Jumat, 26 Desember 2008

Potret Perempuan Bali

Ketimpangan pendapatan kabupaten/kota di Bali masih terasa. “95% pendapatan masyarakat Bali dari Pariwisata. Namun, banyak terjadi ketimpangan seperti wilayah Karangasem, Klungkung dan Buleleng yang merupakan daerah kantong miskin. “Sudah miskin tentu berdampak pula pada pendidikannya. Kemiskinan identik dengan kebodohan,” kata TIA Kusuma Wardhani, Kadis Pendidikan, Pemuda dan Olahraga Prov. Bali dalam diskusi terbatas kerjasama Koran Tokoh dengan TP PKK Prov. Bali, Senin (15/12) di Gedung Nari Graha.

Ia memberi contoh Desa Julah Buleleng dengan jumlah penduduk 1121 sebanyak 111 orang buta aksara diantaranya 89 orang perempuan. “Seandainya 89 perempuan ini masing-masing melahirkan dua orang anak maka akan berjumlah 180 orang anak yang terlahir dari ibu yang buta aksara. Kita tidak bisa membayangkan bagaimana kehidupan mereka 15 tahun mendatang,” ujarnya.

Contoh lain daerah Nusa Penida. Daerah kering dan pendidikannya sangat kurang. Malah saat kunjungan dinasnya, masih terdengar perempuan yang melahirkan menggunting tali pusarnya sendiri. Selain itu, untuk mendapatkan air bersih saja mereka sangat kesulitan. “Mereka membeli air 1 m3 harus mengeluarkan uang Rp 53.000. Sementara di Denpasar kita membeli air 1 m3 seharga Rp 700. Sudah miskin uang, harga air juga mahal,” paparnya.

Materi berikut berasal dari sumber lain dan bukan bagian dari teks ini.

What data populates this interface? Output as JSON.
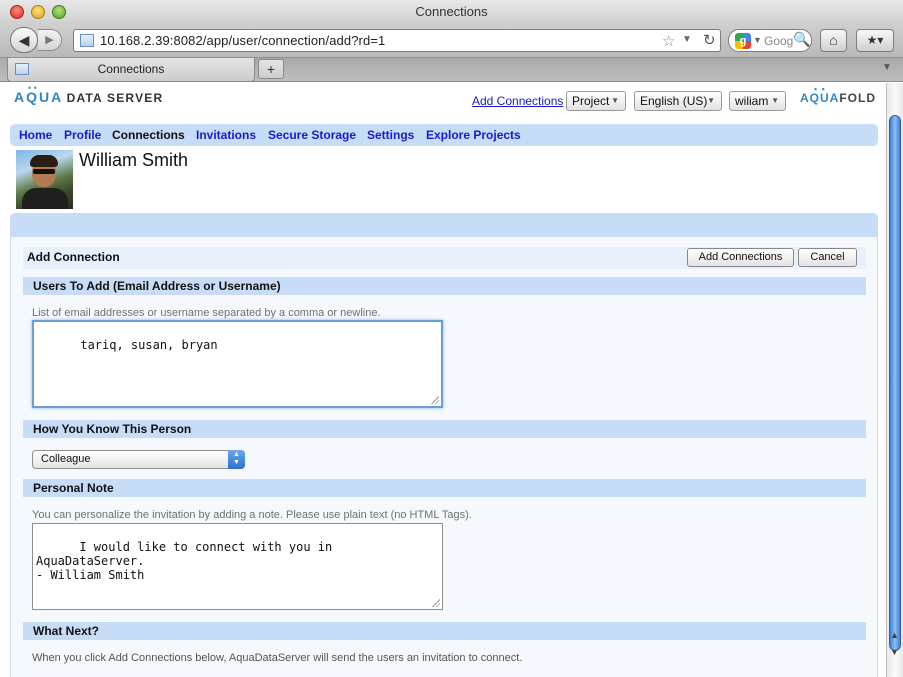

Program kerja tahun 2009 Pemerintah sudah merencanakan pemberian beasiswa pada anak-anak yang kurang mampu. Ia mengatakan, Mendiknas sudah menyampaikan kepada seluruh Gubernur se-Indonesia bahwa SD, SMP Negeri pada tahun 2009 tidak boleh lagi ada pungutan karena sudah dialokasikan dana untuk itu.

Ia memaparkan, Pemerintah memberikan bantuan dalam bentuk program beasiswa kepada anak-anak di daerah bermasalah yang tamat SMA IPA dari keluarga miskin. Mereka mendapatkan kesempatan mengenyam pendidikan sampai selesai di Akademi Keperawatan dan Kebidanan dibiayai pemerintah dengan bantuan dana 50 juta per orang. “80 orang diberikan beasiswa dengan jumlah dana 4 Milyar. Dengan catatan begitu mereka tamat mereka harus mengabdi ke desanya,”katanya.

Ia menilai, pemberdayaan perempuan belum berjalan dengan baik. Hal ini terlihat pada pendidikan di dalam keluarga. Anak perempuan selalau dinasihati untuk duduk manis. Anak laki-laki boleh main sebebas-bebasnya. Anak laki-laki diajar strategi, secara tidak langsung mereka sudah diajarkan sedari kecil mengalahkan orang lain. Anak perempuan hanya main boneka-bonekan, tidak ada strategi disitu.

Kalau perempuan mau tampil, kata dia, harus benar-benar mukul. Ia menilai, kadang-kadang perempaun diberi tugas selalu tidak dapat melakukan tugasnya dengan baik. Contoh ketika diberi tugas menjadi pembicara di Sulawesi, langsung menjawab “Aduh kok saya Pak.” Sikap itu menggiring kita untuk tidak masuk ke wilayah itu. Padahal, itulah saat pimpinan sedang menilai.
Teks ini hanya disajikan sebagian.